Suspira howls and flies at Gene. Her wireless mic falls out of the back of her corset and clatters on the floor. She rakes his face with one set of nails, which makes him lose his grip on the Primeval Days. She takes him and smashes him over the head with it. The gun goes off into her stomach.

Gene’s knocked out. Suspira’s on her knees clutching the wound. Lucy’s sobbing and trying to help Suspira. Marv is saying “aw, Jesus” on his way to call an ambulance, I would hope.

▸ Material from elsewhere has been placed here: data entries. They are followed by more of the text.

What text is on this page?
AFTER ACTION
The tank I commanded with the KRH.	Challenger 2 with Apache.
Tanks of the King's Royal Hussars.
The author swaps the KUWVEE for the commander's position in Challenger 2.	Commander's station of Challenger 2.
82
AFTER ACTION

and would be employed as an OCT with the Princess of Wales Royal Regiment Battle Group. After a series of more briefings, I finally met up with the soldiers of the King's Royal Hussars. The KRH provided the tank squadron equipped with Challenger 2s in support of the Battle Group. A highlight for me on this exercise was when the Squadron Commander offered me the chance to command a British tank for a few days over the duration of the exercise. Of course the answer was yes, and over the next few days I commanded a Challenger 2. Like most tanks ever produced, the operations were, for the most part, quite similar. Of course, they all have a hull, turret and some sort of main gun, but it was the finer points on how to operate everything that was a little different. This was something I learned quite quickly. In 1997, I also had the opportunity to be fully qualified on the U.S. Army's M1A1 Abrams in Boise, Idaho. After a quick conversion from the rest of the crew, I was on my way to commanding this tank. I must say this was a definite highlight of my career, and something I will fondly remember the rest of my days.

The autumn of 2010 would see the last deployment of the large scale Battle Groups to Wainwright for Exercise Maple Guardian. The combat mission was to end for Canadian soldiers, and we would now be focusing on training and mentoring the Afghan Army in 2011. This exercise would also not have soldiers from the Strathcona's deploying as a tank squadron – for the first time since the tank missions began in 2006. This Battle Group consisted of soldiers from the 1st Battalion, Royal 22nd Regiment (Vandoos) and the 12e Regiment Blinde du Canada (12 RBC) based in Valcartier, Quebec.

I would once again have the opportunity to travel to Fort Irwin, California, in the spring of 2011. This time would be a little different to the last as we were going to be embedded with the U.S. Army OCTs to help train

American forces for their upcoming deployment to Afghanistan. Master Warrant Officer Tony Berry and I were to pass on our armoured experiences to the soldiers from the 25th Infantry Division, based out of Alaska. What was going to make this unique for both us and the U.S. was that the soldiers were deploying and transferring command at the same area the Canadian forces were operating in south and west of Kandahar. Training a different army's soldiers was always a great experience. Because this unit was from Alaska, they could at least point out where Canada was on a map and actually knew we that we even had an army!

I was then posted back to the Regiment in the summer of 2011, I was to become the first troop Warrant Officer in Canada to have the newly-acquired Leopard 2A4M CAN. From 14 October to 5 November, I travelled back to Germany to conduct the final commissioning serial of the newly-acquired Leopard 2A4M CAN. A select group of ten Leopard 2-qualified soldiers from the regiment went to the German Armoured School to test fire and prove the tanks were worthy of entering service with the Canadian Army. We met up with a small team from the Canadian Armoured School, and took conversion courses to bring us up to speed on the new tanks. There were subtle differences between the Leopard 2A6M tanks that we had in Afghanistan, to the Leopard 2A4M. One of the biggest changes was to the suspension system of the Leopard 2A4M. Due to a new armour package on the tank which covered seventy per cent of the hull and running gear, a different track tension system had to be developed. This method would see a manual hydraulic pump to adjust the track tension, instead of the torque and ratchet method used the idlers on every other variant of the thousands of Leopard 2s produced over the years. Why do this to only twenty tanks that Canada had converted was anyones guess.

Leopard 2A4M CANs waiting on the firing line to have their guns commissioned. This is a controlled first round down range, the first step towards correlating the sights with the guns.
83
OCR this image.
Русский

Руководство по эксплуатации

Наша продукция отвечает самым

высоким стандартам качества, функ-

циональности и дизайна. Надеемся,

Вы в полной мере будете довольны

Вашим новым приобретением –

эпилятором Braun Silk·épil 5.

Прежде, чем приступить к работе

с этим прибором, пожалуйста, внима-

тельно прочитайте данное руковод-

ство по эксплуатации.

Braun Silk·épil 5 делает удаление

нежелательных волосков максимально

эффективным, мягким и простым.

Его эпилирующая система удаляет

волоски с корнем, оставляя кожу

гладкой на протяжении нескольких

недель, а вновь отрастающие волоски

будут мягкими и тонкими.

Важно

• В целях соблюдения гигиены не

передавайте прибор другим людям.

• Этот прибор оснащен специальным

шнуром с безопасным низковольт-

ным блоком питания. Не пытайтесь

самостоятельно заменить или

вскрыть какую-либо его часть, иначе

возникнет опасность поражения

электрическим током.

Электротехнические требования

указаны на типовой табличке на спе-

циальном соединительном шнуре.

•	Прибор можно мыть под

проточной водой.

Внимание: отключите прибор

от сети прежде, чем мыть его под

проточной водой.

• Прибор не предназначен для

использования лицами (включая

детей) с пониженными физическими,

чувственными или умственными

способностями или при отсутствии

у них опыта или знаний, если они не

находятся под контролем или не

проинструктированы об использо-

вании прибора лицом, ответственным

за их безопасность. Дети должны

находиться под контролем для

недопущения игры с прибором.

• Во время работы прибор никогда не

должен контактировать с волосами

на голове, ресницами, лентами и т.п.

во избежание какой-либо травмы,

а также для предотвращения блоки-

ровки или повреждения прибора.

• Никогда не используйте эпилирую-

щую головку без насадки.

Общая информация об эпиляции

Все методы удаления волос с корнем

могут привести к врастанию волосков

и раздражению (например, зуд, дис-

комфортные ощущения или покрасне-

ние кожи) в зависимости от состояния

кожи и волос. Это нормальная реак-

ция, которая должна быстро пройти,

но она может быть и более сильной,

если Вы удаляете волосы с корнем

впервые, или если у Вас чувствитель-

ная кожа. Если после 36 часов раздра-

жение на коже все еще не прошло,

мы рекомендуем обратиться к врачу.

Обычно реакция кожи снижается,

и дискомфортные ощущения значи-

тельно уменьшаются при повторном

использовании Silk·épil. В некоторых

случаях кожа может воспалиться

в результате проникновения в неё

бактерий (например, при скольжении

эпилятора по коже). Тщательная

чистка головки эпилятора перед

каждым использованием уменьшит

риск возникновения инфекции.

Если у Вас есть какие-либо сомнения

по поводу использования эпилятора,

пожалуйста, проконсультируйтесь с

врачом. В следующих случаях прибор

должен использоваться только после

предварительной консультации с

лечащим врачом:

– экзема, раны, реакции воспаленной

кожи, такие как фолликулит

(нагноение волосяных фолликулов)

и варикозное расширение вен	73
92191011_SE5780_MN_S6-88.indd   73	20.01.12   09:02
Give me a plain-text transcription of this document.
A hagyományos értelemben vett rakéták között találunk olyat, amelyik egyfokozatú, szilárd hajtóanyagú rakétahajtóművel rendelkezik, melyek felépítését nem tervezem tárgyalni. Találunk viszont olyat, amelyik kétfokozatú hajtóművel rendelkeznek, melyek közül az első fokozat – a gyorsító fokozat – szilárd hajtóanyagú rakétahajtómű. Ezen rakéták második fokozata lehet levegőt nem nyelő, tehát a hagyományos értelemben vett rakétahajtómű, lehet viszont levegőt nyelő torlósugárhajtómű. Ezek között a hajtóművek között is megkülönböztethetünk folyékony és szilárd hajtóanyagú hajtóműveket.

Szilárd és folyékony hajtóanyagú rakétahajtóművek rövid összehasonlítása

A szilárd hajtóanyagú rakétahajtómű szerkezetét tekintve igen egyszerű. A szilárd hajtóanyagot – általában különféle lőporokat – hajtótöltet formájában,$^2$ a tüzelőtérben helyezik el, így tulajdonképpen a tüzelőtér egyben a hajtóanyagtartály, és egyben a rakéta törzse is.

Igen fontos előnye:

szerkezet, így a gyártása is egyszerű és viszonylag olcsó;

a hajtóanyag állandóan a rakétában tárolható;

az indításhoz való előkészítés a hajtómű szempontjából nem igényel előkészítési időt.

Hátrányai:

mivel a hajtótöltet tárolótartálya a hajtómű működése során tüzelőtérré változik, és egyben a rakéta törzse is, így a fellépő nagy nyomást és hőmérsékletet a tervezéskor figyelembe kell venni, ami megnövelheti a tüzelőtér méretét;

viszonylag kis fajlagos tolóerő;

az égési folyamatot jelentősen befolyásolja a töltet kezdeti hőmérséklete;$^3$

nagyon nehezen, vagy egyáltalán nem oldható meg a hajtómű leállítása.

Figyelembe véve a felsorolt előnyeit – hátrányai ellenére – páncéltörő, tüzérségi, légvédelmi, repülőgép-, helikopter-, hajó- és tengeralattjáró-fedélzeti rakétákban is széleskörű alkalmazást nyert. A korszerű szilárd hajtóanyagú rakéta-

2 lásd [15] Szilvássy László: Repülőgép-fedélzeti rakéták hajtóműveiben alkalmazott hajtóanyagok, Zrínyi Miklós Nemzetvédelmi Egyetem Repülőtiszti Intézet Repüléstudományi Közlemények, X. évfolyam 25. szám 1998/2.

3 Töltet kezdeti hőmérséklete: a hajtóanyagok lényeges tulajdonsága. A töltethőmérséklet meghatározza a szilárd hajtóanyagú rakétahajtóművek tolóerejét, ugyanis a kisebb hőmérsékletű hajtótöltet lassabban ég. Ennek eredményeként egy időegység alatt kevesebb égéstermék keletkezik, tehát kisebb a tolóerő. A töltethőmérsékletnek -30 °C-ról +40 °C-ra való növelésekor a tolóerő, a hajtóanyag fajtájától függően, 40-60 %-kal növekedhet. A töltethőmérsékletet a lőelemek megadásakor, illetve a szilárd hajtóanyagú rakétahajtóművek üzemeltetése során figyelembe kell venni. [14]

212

Suspiria looks up at me and says “Tim, get my mic back in.”

What the viewer sees is the “Technical Difficulties” card cutting at 1:03 AM to Suspira, in her Chamber Of Monstrosities (foam-core, black paint, rubber bats), her eyes starting to swim, back arched to draw attention to the skull in her cleavage and away from the blood pouring from her stomach wound. They see a lesbian kiss then Suspira tells them guns are evil and not the fun kind of evil and death isn’t glamorous, and without further ado, here’s the climatic final shoot-out, the last scene of “The Hungry And The Dead,” the quintessential zombie-cowboy epic, Suspira’s signing off.

I’m her sound guy so I guess that makes me a hero too.